US 12,225,271 B2
	Video generation method and related apparatus
Bin Shao, Shenzhen (CN); Jun Yue, Shenzhen (CN); Li Qian, Shenzhen (CN); Songcen Xu, Shenzhen (CN); Xueyan Huang, Shenzhen (CN); and Yajiao Liu, Shenzhen (CN)
Assigned to HUAWEI TECHNOLOGIES CO., LTD., Shenzhen (CN)
Filed by HUAWEI TECHNOLOGIES CO., LTD., Guangdong (CN)
Filed on Nov. 29, 2022, as Appl. No. 18/070,689.
Application 18/070,689 is a continuation of application No. PCT/CN2021/097047, filed on May 29, 2021.
Claims priority of application No. 202010480675 (CN), filed on May 30, 2020.
Prior Publication US 2023/0089566 A1, Mar. 23, 2023
Int. Cl. H04N 21/80 (2011.01); G06T 7/00 (2017.01); G06V 10/44 (2022.01); G06V 20/70 (2022.01); G06V 40/16 (2022.01)

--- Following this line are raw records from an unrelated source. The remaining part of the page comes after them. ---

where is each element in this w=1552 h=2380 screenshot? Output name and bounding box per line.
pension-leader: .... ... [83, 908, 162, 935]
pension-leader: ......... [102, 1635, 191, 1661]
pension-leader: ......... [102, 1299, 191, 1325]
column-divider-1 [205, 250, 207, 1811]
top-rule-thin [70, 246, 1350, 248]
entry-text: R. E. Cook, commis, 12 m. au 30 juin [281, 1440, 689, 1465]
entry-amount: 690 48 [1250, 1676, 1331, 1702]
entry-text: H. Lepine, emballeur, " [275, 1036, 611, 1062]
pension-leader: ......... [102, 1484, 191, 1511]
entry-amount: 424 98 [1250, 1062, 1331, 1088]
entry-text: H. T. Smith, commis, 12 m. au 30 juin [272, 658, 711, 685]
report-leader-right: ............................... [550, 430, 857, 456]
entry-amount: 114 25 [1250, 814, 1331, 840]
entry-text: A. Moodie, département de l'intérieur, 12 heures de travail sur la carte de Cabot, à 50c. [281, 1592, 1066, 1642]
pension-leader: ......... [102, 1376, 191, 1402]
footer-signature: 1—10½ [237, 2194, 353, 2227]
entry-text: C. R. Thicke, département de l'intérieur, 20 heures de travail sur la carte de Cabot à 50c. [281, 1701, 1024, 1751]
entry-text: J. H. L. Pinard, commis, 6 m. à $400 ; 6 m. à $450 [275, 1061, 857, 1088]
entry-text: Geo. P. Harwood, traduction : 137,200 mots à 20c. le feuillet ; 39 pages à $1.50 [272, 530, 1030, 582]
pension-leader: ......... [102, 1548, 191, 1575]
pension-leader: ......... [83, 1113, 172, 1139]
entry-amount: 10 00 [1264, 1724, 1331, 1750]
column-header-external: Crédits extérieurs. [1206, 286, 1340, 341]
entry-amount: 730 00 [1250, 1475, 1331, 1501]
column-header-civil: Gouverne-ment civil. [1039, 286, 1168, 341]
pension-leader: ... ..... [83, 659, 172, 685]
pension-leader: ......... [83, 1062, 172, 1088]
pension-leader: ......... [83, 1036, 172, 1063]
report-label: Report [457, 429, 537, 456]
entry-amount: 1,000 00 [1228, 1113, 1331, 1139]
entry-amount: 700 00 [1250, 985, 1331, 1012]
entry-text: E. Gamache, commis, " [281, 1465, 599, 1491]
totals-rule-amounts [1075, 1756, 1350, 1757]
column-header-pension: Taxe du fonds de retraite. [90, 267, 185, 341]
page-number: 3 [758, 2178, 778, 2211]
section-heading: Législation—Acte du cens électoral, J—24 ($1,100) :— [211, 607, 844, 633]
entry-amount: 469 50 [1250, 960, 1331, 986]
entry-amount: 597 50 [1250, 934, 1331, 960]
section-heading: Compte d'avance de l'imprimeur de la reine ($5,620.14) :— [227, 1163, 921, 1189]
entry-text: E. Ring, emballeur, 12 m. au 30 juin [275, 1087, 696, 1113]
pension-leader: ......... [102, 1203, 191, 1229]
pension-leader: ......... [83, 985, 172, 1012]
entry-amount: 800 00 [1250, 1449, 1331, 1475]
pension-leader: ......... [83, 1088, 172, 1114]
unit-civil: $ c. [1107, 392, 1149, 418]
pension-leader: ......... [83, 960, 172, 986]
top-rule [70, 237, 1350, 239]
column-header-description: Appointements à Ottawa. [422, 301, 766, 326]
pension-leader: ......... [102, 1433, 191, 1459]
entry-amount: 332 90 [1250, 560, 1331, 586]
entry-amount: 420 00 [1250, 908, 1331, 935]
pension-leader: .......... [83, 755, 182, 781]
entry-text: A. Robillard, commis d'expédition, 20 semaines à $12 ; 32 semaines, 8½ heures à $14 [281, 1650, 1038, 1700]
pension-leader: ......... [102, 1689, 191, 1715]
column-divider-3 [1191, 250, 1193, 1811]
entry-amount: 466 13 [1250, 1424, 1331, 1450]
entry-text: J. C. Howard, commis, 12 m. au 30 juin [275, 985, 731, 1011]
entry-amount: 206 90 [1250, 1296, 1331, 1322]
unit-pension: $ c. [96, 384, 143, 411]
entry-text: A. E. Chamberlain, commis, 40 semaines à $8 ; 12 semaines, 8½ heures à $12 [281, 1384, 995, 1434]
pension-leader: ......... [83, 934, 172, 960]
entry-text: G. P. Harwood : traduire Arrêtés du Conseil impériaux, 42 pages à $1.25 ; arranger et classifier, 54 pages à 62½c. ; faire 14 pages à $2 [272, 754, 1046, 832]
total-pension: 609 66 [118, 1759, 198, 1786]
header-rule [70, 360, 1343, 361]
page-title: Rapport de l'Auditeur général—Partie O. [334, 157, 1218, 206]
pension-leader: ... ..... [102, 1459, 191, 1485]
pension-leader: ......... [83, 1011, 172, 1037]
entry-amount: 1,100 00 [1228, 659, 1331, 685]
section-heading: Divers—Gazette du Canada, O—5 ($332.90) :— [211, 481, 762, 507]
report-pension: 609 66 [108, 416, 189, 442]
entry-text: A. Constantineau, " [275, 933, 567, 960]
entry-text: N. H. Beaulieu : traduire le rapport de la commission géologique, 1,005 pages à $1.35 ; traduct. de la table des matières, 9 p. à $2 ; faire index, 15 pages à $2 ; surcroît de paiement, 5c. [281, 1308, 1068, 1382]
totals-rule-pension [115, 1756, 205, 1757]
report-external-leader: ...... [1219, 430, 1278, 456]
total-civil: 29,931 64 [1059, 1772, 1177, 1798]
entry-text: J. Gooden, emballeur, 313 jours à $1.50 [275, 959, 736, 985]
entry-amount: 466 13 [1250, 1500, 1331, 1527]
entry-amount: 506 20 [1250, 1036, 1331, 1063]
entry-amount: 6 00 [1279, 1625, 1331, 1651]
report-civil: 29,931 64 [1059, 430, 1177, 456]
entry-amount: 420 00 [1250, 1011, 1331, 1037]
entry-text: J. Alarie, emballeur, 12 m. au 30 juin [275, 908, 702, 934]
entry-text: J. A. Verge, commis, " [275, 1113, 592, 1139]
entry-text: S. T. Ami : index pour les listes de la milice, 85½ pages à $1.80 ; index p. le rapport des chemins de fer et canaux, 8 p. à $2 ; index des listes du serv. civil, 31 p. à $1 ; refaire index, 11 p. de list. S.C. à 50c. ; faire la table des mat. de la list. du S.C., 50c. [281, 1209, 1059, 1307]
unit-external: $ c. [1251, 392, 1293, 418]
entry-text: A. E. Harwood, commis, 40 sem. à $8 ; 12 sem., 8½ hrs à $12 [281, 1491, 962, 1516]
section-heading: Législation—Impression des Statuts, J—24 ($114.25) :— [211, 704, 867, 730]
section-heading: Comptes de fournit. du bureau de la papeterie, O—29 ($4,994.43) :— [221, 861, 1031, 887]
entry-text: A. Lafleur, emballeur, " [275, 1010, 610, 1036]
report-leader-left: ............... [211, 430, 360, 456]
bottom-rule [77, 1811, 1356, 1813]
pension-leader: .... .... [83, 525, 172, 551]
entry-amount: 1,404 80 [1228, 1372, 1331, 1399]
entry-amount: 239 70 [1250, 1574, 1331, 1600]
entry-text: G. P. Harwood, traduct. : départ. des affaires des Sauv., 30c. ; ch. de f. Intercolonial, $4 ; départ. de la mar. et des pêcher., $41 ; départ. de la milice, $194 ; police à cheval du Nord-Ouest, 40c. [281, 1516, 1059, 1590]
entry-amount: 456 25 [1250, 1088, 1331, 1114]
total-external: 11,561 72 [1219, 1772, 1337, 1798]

CPC H04N 21/80 (2013.01) [G06T 7/0002 (2013.01); G06V 10/44 (2022.01); G06V 20/70 (2022.01); G06V 40/172 (2022.01); G06T 2207/30168 (2013.01); G06T 2207/30201 (2013.01)]

18 Claims

1. A video generation method, comprising:

receiving a video generation instruction, and obtaining text information and image information in response to the video generation instruction, wherein the text information comprises one or more keywords, the image information comprises N images, and N is a positive integer greater than or equal to 1;

obtaining, based on the one or more keywords, at least one image feature, of the N images, that corresponds to the one or more keywords; and

inputting the one or more keywords and the at least one image feature of the N images into a target generator network to generate a target video, wherein the target video comprises M images, the M images are generated based on the at least one image feature and correspond to the one or more keywords, and M is a positive integer greater than 1,

wherein inputting the one or more keywords and the at least one image feature of the N images into the target generator network to generate the target video comprises:

extracting a first spatial variable that is in vector space and corresponds to each of the one or more keywords;

extracting second spot variables that are in vector space and respectively correspond to the at least one image feature of the N images; and

inputting the first spatial variable and the second spatial variables into the target generator network to generate the target video.